Qu’est-ce qu’une telle position implique donc? Comme l'écrivent Menzel et Steinbock,

« the question of whether people should be able to create AEDs [advance euthanasia directives] to avoid prolonged life in dementia does not have a simple yes-or-no answer, but depends on the details of cases » (2013, p. 485).

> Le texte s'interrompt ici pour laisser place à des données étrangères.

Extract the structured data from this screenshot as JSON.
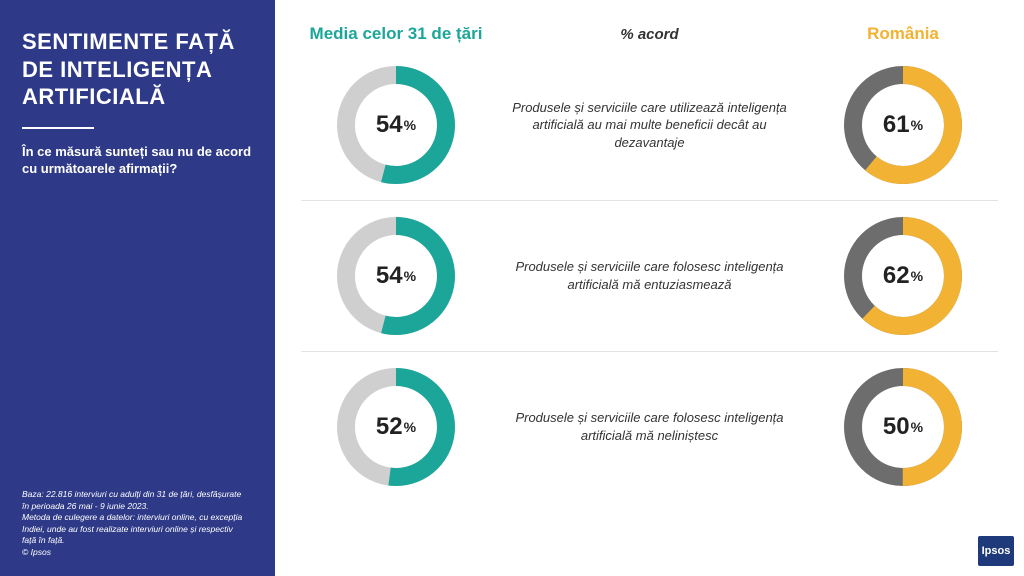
{
  "colors": {
    "sidebar_bg": "#2e3a87",
    "teal": "#1ca69a",
    "gold": "#f2b233",
    "track": "#cfcfcf",
    "track_right": "#6d6d6d"
  },
  "sidebar": {
    "title": "SENTIMENTE FAȚĂ DE INTELIGENȚA ARTIFICIALĂ",
    "subtitle": "În ce măsură sunteți sau nu de acord cu următoarele afirmații?",
    "footnote": "Baza: 22.816 interviuri cu adulți din 31 de țări, desfășurate în perioada 26 mai - 9 iunie 2023.\nMetoda de culegere a datelor: interviuri online, cu excepția Indiei, unde au fost realizate interviuri online și respectiv față în față.\n© Ipsos"
  },
  "headers": {
    "left": "Media celor 31 de țări",
    "center": "% acord",
    "right": "România"
  },
  "donut": {
    "stroke_width": 18,
    "radius": 50
  },
  "rows": [
    {
      "left_value": 54,
      "right_value": 61,
      "text": "Produsele și serviciile care utilizează inteligența artificială au mai multe beneficii decât au dezavantaje"
    },
    {
      "left_value": 54,
      "right_value": 62,
      "text": "Produsele și serviciile care folosesc inteligența artificială mă entuziasmează"
    },
    {
      "left_value": 52,
      "right_value": 50,
      "text": "Produsele și serviciile care folosesc inteligența artificială mă neliniștesc"
    }
  ],
  "logo_text": "Ipsos"
}
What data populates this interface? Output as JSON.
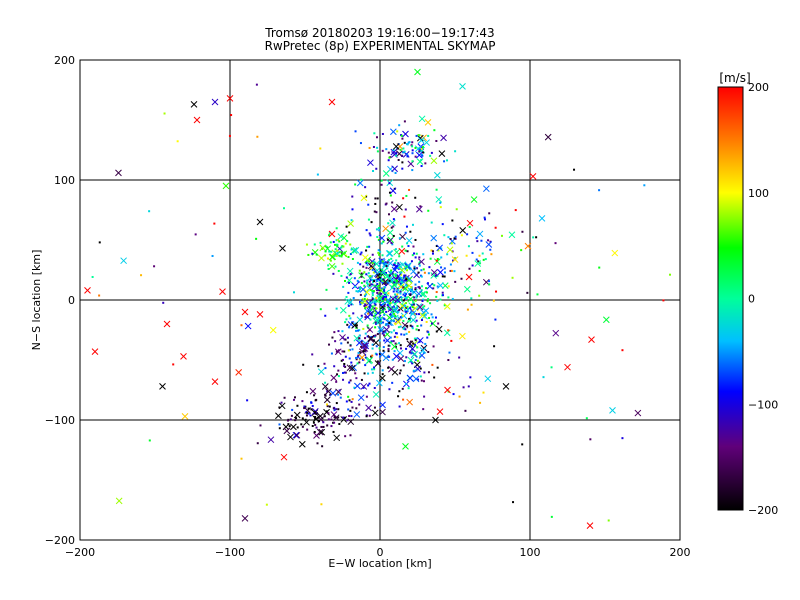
{
  "chart_data": {
    "type": "scatter",
    "title": "Tromsø 20180203 19:16:00−19:17:43",
    "subtitle": "RwPretec (8p) EXPERIMENTAL SKYMAP",
    "xlabel": "E−W location [km]",
    "ylabel": "N−S location [km]",
    "xlim": [
      -200,
      200
    ],
    "ylim": [
      -200,
      200
    ],
    "x_ticks": [
      "−200",
      "−100",
      "0",
      "100",
      "200"
    ],
    "y_ticks": [
      "−200",
      "−100",
      "0",
      "100",
      "200"
    ],
    "grid": true,
    "colorbar": {
      "label": "[m/s]",
      "range": [
        -200,
        200
      ],
      "ticks": [
        "200",
        "100",
        "0",
        "−100",
        "−200"
      ],
      "colormap": "black-purple-blue-cyan-green-yellow-red"
    },
    "clusters": [
      {
        "x": 5,
        "y": 5,
        "sx": 14,
        "sy": 20,
        "n": 650,
        "vmean": -40,
        "vspread": 70
      },
      {
        "x": 20,
        "y": 125,
        "sx": 12,
        "sy": 8,
        "n": 90,
        "vmean": -50,
        "vspread": 80
      },
      {
        "x": -42,
        "y": -97,
        "sx": 13,
        "sy": 10,
        "n": 130,
        "vmean": -175,
        "vspread": 45
      },
      {
        "x": -15,
        "y": -50,
        "sx": 15,
        "sy": 18,
        "n": 140,
        "vmean": -120,
        "vspread": 70
      },
      {
        "x": 20,
        "y": -45,
        "sx": 16,
        "sy": 16,
        "n": 110,
        "vmean": -110,
        "vspread": 80
      },
      {
        "x": 45,
        "y": 35,
        "sx": 22,
        "sy": 22,
        "n": 130,
        "vmean": -20,
        "vspread": 110
      },
      {
        "x": 0,
        "y": 80,
        "sx": 15,
        "sy": 22,
        "n": 70,
        "vmean": -100,
        "vspread": 90
      },
      {
        "x": -30,
        "y": 40,
        "sx": 8,
        "sy": 6,
        "n": 60,
        "vmean": 40,
        "vspread": 30
      },
      {
        "x": 0,
        "y": 0,
        "sx": 110,
        "sy": 110,
        "n": 130,
        "vmean": 0,
        "vspread": 170
      }
    ],
    "highlighted_points": [
      {
        "x": -195,
        "y": 8,
        "v": 200
      },
      {
        "x": -122,
        "y": 150,
        "v": 200
      },
      {
        "x": -124,
        "y": 163,
        "v": -200
      },
      {
        "x": -100,
        "y": 168,
        "v": 200
      },
      {
        "x": -110,
        "y": 165,
        "v": -110
      },
      {
        "x": -142,
        "y": -20,
        "v": 200
      },
      {
        "x": -131,
        "y": -47,
        "v": 200
      },
      {
        "x": -145,
        "y": -72,
        "v": -200
      },
      {
        "x": -110,
        "y": -68,
        "v": 200
      },
      {
        "x": -130,
        "y": -97,
        "v": 120
      },
      {
        "x": -105,
        "y": 7,
        "v": 200
      },
      {
        "x": -90,
        "y": -10,
        "v": 200
      },
      {
        "x": -80,
        "y": -12,
        "v": 200
      },
      {
        "x": -80,
        "y": 65,
        "v": -200
      },
      {
        "x": -64,
        "y": -131,
        "v": 200
      },
      {
        "x": -90,
        "y": -182,
        "v": -160
      },
      {
        "x": -65,
        "y": 43,
        "v": -200
      },
      {
        "x": -32,
        "y": 55,
        "v": 200
      },
      {
        "x": 32,
        "y": 148,
        "v": 120
      },
      {
        "x": 25,
        "y": 190,
        "v": 40
      },
      {
        "x": 55,
        "y": 178,
        "v": -20
      },
      {
        "x": 102,
        "y": 103,
        "v": 200
      },
      {
        "x": 108,
        "y": 68,
        "v": -40
      },
      {
        "x": -32,
        "y": 165,
        "v": 200
      },
      {
        "x": 60,
        "y": 64,
        "v": 200
      },
      {
        "x": 45,
        "y": -75,
        "v": 200
      },
      {
        "x": 40,
        "y": -93,
        "v": 200
      },
      {
        "x": 37,
        "y": -100,
        "v": -200
      },
      {
        "x": 84,
        "y": -72,
        "v": -200
      },
      {
        "x": 125,
        "y": -56,
        "v": 200
      },
      {
        "x": 141,
        "y": -33,
        "v": 200
      },
      {
        "x": 155,
        "y": -92,
        "v": -30
      },
      {
        "x": 140,
        "y": -188,
        "v": 200
      },
      {
        "x": 17,
        "y": -122,
        "v": 40
      },
      {
        "x": -190,
        "y": -43,
        "v": 200
      }
    ]
  }
}
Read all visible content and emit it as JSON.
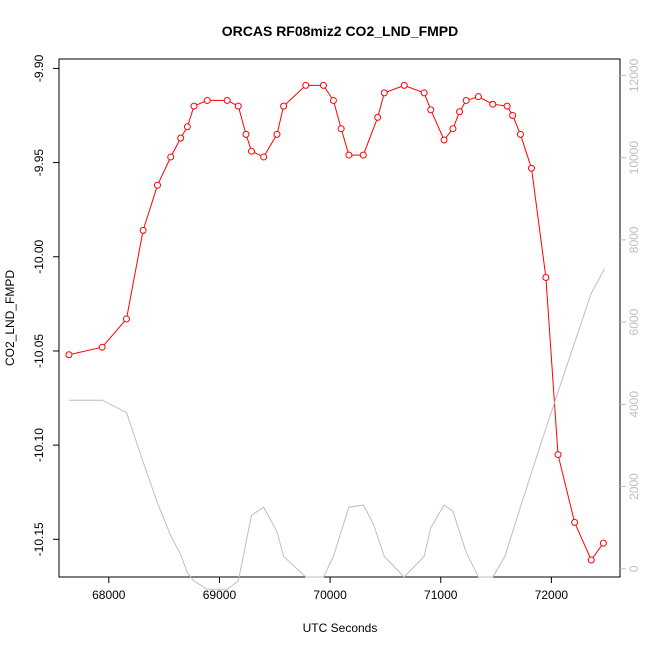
{
  "chart_data": {
    "type": "line",
    "title": "ORCAS RF08miz2 CO2_LND_FMPD",
    "xlabel": "UTC Seconds",
    "ylabel": "CO2_LND_FMPD",
    "xlim": [
      67550,
      72620
    ],
    "ylim": [
      -10.17,
      -9.895
    ],
    "y2lim": [
      -200,
      12400
    ],
    "xticks": [
      68000,
      69000,
      70000,
      71000,
      72000
    ],
    "yticks": [
      -9.9,
      -9.95,
      -10.0,
      -10.05,
      -10.1,
      -10.15
    ],
    "ytick_labels": [
      "-9.90",
      "-9.95",
      "-10.00",
      "-10.05",
      "-10.10",
      "-10.15"
    ],
    "y2ticks": [
      0,
      2000,
      4000,
      6000,
      8000,
      10000,
      12000
    ],
    "series": [
      {
        "axis": "left",
        "color": "#ff0000",
        "marker": "open-circle",
        "x": [
          67640,
          67940,
          68160,
          68310,
          68440,
          68560,
          68650,
          68710,
          68770,
          68890,
          69070,
          69170,
          69240,
          69290,
          69400,
          69520,
          69580,
          69780,
          69940,
          70030,
          70100,
          70170,
          70300,
          70430,
          70490,
          70670,
          70850,
          70910,
          71030,
          71110,
          71170,
          71230,
          71340,
          71470,
          71600,
          71650,
          71720,
          71820,
          71950,
          72060,
          72210,
          72360,
          72470
        ],
        "y": [
          -10.052,
          -10.048,
          -10.033,
          -9.986,
          -9.962,
          -9.947,
          -9.937,
          -9.931,
          -9.92,
          -9.917,
          -9.917,
          -9.92,
          -9.935,
          -9.944,
          -9.947,
          -9.935,
          -9.92,
          -9.909,
          -9.909,
          -9.917,
          -9.932,
          -9.946,
          -9.946,
          -9.926,
          -9.913,
          -9.909,
          -9.913,
          -9.922,
          -9.938,
          -9.932,
          -9.923,
          -9.917,
          -9.915,
          -9.919,
          -9.92,
          -9.925,
          -9.935,
          -9.953,
          -10.011,
          -10.105,
          -10.141,
          -10.161,
          -10.152
        ]
      },
      {
        "axis": "right",
        "color": "#bebebe",
        "marker": "none",
        "x": [
          67640,
          67940,
          68160,
          68310,
          68440,
          68560,
          68650,
          68710,
          68770,
          68890,
          69070,
          69170,
          69290,
          69400,
          69520,
          69580,
          69780,
          69940,
          70030,
          70170,
          70300,
          70390,
          70490,
          70670,
          70850,
          70910,
          71030,
          71110,
          71230,
          71340,
          71470,
          71580,
          71720,
          71900,
          72060,
          72210,
          72360,
          72480
        ],
        "y": [
          4100,
          4100,
          3800,
          2600,
          1600,
          800,
          350,
          -100,
          -300,
          -500,
          -500,
          -300,
          1300,
          1500,
          900,
          300,
          -200,
          -200,
          300,
          1500,
          1550,
          1100,
          300,
          -200,
          300,
          1000,
          1550,
          1400,
          400,
          -200,
          -200,
          300,
          1500,
          3000,
          4300,
          5500,
          6700,
          7300
        ]
      }
    ]
  }
}
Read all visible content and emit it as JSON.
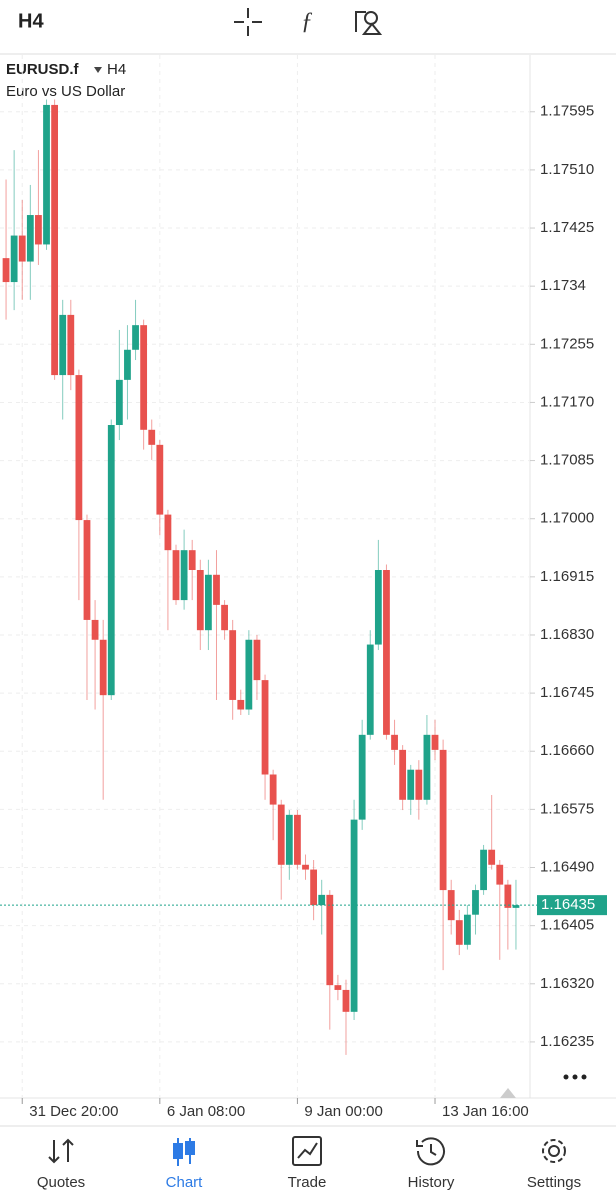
{
  "header": {
    "title": "H4"
  },
  "chart_data": {
    "type": "candlestick",
    "symbol": "EURUSD.f",
    "timeframe": "H4",
    "description": "Euro vs US Dollar",
    "categories": [
      null,
      null,
      "31 Dec 20:00",
      null,
      null,
      null,
      null,
      null,
      null,
      null,
      null,
      null,
      null,
      null,
      null,
      null,
      null,
      null,
      null,
      "6 Jan 08:00",
      null,
      null,
      null,
      null,
      null,
      null,
      null,
      null,
      null,
      null,
      null,
      null,
      null,
      null,
      null,
      null,
      "9 Jan 00:00",
      null,
      null,
      null,
      null,
      null,
      null,
      null,
      null,
      null,
      null,
      null,
      null,
      null,
      null,
      null,
      null,
      "13 Jan 16:00",
      null,
      null,
      null,
      null,
      null,
      null,
      null,
      null,
      null,
      null
    ],
    "open": [
      1.17381,
      1.17346,
      1.17414,
      1.17376,
      1.17444,
      1.17401,
      1.17605,
      1.1721,
      1.17298,
      1.1721,
      1.16998,
      1.16852,
      1.16823,
      1.16742,
      1.17137,
      1.17203,
      1.17247,
      1.17283,
      1.1713,
      1.17108,
      1.17006,
      1.16954,
      1.16881,
      1.16954,
      1.16925,
      1.16837,
      1.16918,
      1.16874,
      1.16837,
      1.16735,
      1.16721,
      1.16823,
      1.16764,
      1.16626,
      1.16582,
      1.16494,
      1.16567,
      1.16494,
      1.16487,
      1.16435,
      1.1645,
      1.16318,
      1.16311,
      1.16279,
      1.1656,
      1.16684,
      1.16816,
      1.16925,
      1.16684,
      1.16662,
      1.16589,
      1.16633,
      1.16589,
      1.16684,
      1.16662,
      1.16457,
      1.16413,
      1.16377,
      1.16421,
      1.16457,
      1.16516,
      1.16494,
      1.16465,
      1.16431
    ],
    "high": [
      1.17496,
      1.17539,
      1.17466,
      1.17488,
      1.17539,
      1.17613,
      1.17613,
      1.1732,
      1.1732,
      1.17218,
      1.17006,
      1.16881,
      1.16852,
      1.17145,
      1.17276,
      1.17283,
      1.1732,
      1.17291,
      1.17145,
      1.17115,
      1.17013,
      1.16962,
      1.16984,
      1.16969,
      1.1694,
      1.1694,
      1.16954,
      1.16881,
      1.16852,
      1.1675,
      1.16837,
      1.1683,
      1.16772,
      1.16633,
      1.16589,
      1.16574,
      1.16574,
      1.16509,
      1.16501,
      1.16472,
      1.16457,
      1.16333,
      1.16326,
      1.16589,
      1.16706,
      1.16837,
      1.16969,
      1.16933,
      1.16706,
      1.16669,
      1.1664,
      1.16647,
      1.16713,
      1.16706,
      1.16677,
      1.16472,
      1.16428,
      1.16435,
      1.16465,
      1.16523,
      1.16596,
      1.16501,
      1.16472,
      1.16472
    ],
    "low": [
      1.17291,
      1.17305,
      1.1732,
      1.1732,
      1.17371,
      1.17393,
      1.17203,
      1.17145,
      1.17188,
      1.16881,
      1.16735,
      1.16721,
      1.16589,
      1.16735,
      1.17115,
      1.17145,
      1.17232,
      1.17101,
      1.17086,
      1.16976,
      1.16837,
      1.16874,
      1.16867,
      1.16881,
      1.16808,
      1.16808,
      1.16735,
      1.16823,
      1.16706,
      1.16713,
      1.16713,
      1.16735,
      1.16589,
      1.1653,
      1.16443,
      1.16472,
      1.16487,
      1.16472,
      1.16413,
      1.16392,
      1.16253,
      1.16296,
      1.16216,
      1.16267,
      1.16545,
      1.16677,
      1.16808,
      1.16677,
      1.1664,
      1.16574,
      1.16567,
      1.1656,
      1.16582,
      1.16647,
      1.1634,
      1.16392,
      1.16362,
      1.1637,
      1.16392,
      1.1645,
      1.16487,
      1.16355,
      1.1637,
      1.1637
    ],
    "close": [
      1.17346,
      1.17414,
      1.17376,
      1.17444,
      1.17401,
      1.17605,
      1.1721,
      1.17298,
      1.1721,
      1.16998,
      1.16852,
      1.16823,
      1.16742,
      1.17137,
      1.17203,
      1.17247,
      1.17283,
      1.1713,
      1.17108,
      1.17006,
      1.16954,
      1.16881,
      1.16954,
      1.16925,
      1.16837,
      1.16918,
      1.16874,
      1.16837,
      1.16735,
      1.16721,
      1.16823,
      1.16764,
      1.16626,
      1.16582,
      1.16494,
      1.16567,
      1.16494,
      1.16487,
      1.16435,
      1.1645,
      1.16318,
      1.16311,
      1.16279,
      1.1656,
      1.16684,
      1.16816,
      1.16925,
      1.16684,
      1.16662,
      1.16589,
      1.16633,
      1.16589,
      1.16684,
      1.16662,
      1.16457,
      1.16413,
      1.16377,
      1.16421,
      1.16457,
      1.16516,
      1.16494,
      1.16465,
      1.16431,
      1.16435
    ],
    "up_color": "#1fa38a",
    "down_color": "#e8524e",
    "ylim": [
      1.16153,
      1.17678
    ],
    "yticks": [
      1.17595,
      {
        "value": 1.1751,
        "label": "1.17510"
      },
      1.17425,
      1.1734,
      1.17255,
      {
        "value": 1.1717,
        "label": "1.17170"
      },
      1.17085,
      {
        "value": 1.17,
        "label": "1.17000"
      },
      1.16915,
      {
        "value": 1.1683,
        "label": "1.16830"
      },
      1.16745,
      {
        "value": 1.1666,
        "label": "1.16660"
      },
      1.16575,
      {
        "value": 1.1649,
        "label": "1.16490"
      },
      1.16405,
      {
        "value": 1.1632,
        "label": "1.16320"
      },
      1.16235
    ],
    "last_price": 1.16435,
    "grid": true
  },
  "nav": {
    "items": [
      "Quotes",
      "Chart",
      "Trade",
      "History",
      "Settings"
    ],
    "active": 1
  }
}
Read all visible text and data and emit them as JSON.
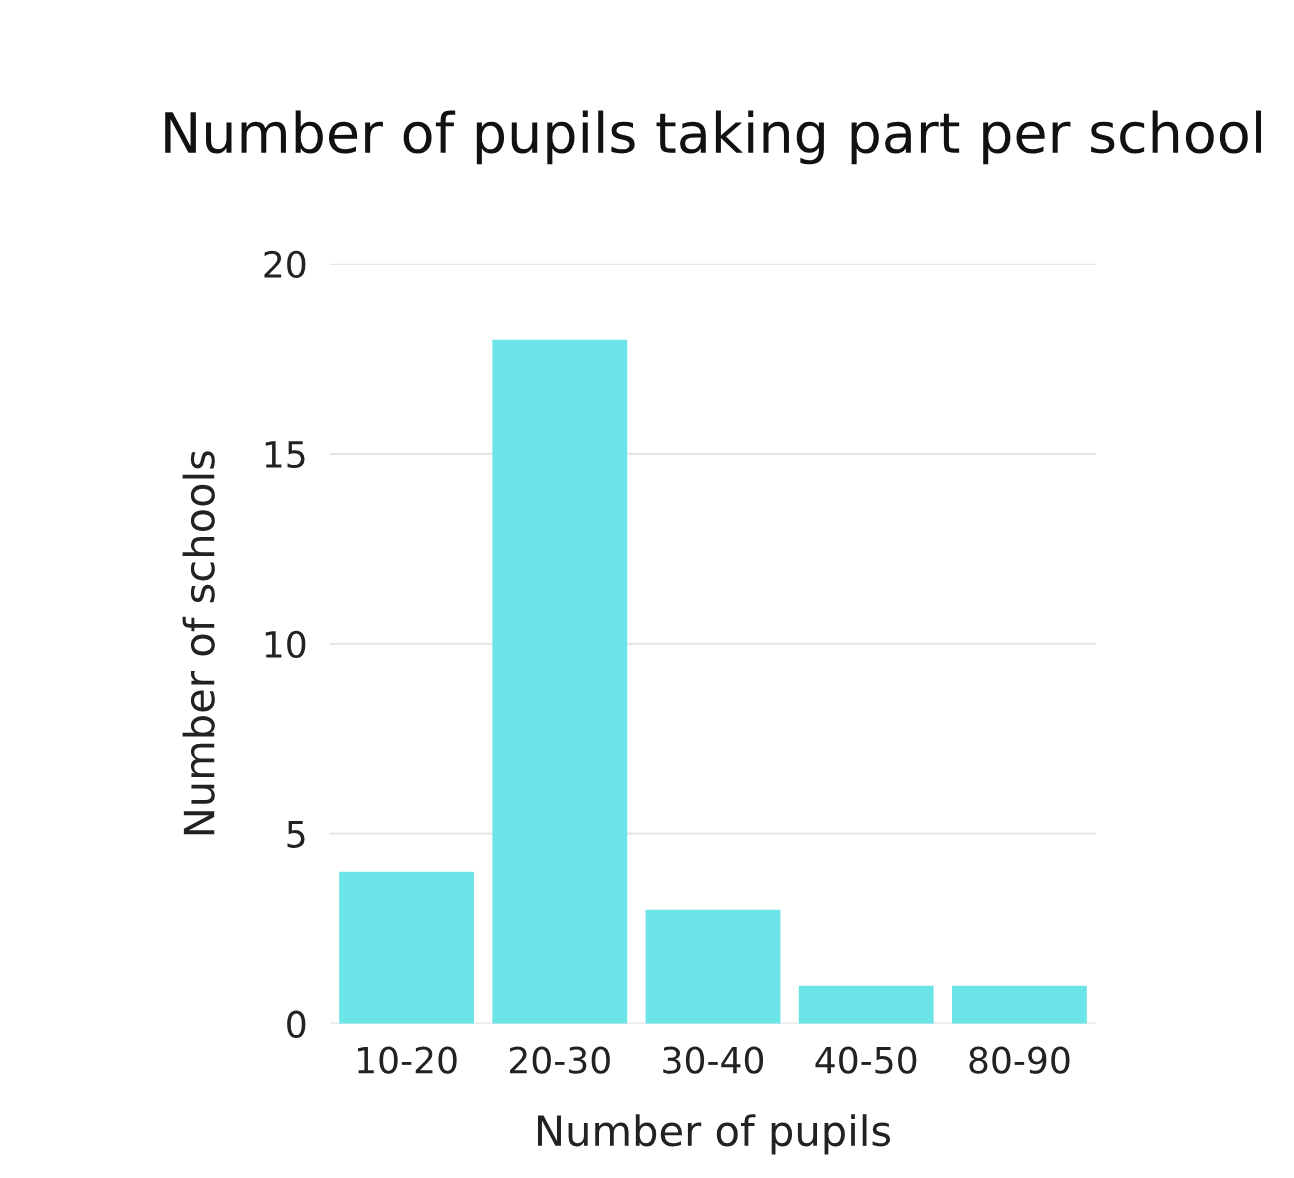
{
  "chart_data": {
    "type": "bar",
    "title": "Number of pupils taking part per school",
    "xlabel": "Number of pupils",
    "ylabel": "Number of schools",
    "categories": [
      "10-20",
      "20-30",
      "30-40",
      "40-50",
      "80-90"
    ],
    "values": [
      4,
      18,
      3,
      1,
      1
    ],
    "color": "#6be5e8",
    "ylim": [
      0,
      20
    ],
    "yticks": [
      0,
      5,
      10,
      15,
      20
    ],
    "grid": "y"
  }
}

Prenons l’exemple suivant afin d’en illustrer une implication possible. Une personne pourrait avoir anticipé le pire lors de la rédaction de sa demande anticipée d’AMM, mais se retrouver parmi les rares personnes qui vivent une démence plutôt béate et joyeuse, du moins pendant les premières phases de la maladie. Dans ce cas, il est possible que la personne concernée, ainsi que ses proches et l’équipe multidisciplinaire de soignants qui la suivent, estime qu’il n’est pas dans son meilleur intérêt de suivre à la lettre sa demande anticipée d’AMM; cela semblerait prématuré. La demande pourrait alors être suivie, mais à un autre moment jugé plus opportun (qui diffère du moment anticipé par la personne concernée), soit lorsque cette dernière sera dans la dernière phase de sa maladie, souffrante, repliée sur elle-même et coupée des autres et de son environnement.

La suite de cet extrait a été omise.